By Alex Wright
This article was republished with permission from Risk & Insurance.
A greater validation of inland flooding data is required to improve the accuracy of U.S. flood models.
That was one of the key conclusions from presenters at the first comparison of U.S. inland flood risk modeling of its kind hosted by Ariel Re at Lloyd’s of London in November. The event, led by Dr. Federico Waisman, senior vice president, head of analytics, Ariel Re, showcased the U.S. flood models of four leading vendors: AIR, CoreLogic, KatRisk and Impact Forecasting.
RMS pulled out of the presentation because their model was not ready on time.
Compared to their earthquake and hurricane counterparts, flood models for U.S. risks are still in their relative infancy, relying largely on limited National Flood Insurance Program (NFIP) data. But in the wake of the devastation of thousands of homes and businesses caused by the effects of Hurricanes Harvey, Irma and Maria, the need for better flood modeling has arguably never been greater.
“Having more validation data would always be helpful,” said KatRisk’s chief technology officer and co-founder, Stefan Eppert.
“While in the U.S. we have got very good hazard data and excellent organization of data, on the loss side it would be nice to have generally agreed standards.”
Cagdas Kafali, senior vice president, research and modeling, AIR Worldwide, said there also needs to be more focus on commercial data sets.
Federico Waisman, senior vice president, head of analytics, Ariel Re
“There is some residential data available, but it’s also going to be important to validate these models’ vulnerability when it comes to the commercial risks,” he said. “The problem is that there is a lot of engineering assumptions in the absence of actual claims data.
“It’s also very difficult to get to peril-specific and coverage-specific claims when it comes to multi-location policies with sublimits. Hopefully that data will be available in the future and that will help to enhance the models.”
Aon Benfield Impact Forecasting’s head of research and development, Siamak Daneshvaran, said that a bigger problem is capturing the different types of flooding risk.
“Flood risk is spread all over the country,” he said.
“It’s not only in river bank areas; you can have flood in pluvial regions that might be outside of the flood plain maps that FEMA [Federal Emergency Management Agency] is producing.
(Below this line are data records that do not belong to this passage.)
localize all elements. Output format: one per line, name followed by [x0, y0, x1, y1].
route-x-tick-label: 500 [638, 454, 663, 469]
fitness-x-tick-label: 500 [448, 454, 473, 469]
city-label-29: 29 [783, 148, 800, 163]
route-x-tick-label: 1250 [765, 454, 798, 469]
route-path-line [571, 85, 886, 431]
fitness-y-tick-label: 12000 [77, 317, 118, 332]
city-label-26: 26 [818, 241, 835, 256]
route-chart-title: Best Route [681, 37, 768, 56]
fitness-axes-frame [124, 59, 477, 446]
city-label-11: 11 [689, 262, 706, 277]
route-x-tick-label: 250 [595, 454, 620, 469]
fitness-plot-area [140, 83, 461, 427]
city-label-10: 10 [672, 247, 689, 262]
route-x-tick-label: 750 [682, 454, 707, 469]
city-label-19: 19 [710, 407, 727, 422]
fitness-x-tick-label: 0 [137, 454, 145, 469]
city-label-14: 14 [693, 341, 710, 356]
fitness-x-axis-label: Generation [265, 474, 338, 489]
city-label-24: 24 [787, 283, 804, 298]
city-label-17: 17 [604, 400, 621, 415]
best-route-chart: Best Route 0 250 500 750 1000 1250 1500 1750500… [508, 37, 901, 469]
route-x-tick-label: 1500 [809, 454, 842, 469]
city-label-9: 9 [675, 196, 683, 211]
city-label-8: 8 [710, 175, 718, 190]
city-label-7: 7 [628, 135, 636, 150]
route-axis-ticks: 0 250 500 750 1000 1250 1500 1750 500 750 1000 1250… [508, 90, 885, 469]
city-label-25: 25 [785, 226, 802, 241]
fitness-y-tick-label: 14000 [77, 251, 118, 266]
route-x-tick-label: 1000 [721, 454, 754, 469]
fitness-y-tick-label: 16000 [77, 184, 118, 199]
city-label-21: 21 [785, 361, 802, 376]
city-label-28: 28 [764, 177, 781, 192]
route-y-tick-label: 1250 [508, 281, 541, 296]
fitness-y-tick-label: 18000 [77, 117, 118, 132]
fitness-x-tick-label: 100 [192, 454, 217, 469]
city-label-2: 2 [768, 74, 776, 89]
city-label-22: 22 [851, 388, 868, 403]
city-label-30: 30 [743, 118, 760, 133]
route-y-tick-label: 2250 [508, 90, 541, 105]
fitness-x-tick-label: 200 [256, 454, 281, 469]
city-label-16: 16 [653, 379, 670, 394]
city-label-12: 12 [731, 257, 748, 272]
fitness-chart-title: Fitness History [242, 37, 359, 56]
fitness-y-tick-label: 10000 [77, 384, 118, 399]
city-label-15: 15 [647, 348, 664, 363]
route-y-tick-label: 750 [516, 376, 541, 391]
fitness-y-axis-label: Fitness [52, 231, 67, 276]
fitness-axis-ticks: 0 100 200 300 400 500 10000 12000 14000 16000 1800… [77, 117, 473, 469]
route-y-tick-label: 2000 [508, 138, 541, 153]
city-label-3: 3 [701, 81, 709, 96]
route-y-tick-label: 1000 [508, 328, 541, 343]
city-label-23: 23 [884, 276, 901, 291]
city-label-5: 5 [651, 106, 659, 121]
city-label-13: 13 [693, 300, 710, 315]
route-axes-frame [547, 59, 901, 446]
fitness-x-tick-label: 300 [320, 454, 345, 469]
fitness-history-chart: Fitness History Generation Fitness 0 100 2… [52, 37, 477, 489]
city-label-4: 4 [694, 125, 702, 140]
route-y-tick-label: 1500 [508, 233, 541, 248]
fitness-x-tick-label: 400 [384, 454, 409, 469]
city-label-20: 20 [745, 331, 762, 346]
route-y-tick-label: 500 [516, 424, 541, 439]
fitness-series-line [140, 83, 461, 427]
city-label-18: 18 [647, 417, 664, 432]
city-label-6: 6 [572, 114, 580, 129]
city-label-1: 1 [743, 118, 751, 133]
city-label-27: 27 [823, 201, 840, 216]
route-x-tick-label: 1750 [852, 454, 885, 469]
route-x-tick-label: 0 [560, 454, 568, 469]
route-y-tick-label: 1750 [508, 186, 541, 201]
“Therefore, the models need to laser in and generate more events to define the correct flood plain maps. Also, to capture events like Hurricane Harvey, where there was a large loss in downtown Houston, we really need to understand pluvial processes, drainage and all of those issues.”
In terms of available claims data, all four models draw on NFIP data to varying degrees, the panel surmised.
CoreLogic and KatRisk both use a combination of NFIP and company claims data, while Impact Forecasting supplements that with Aon’s own data to calibrate its model.
AIR’s Kafali, however, warned that when using NFIP data, its own limits shouldn’t be used as replacement values.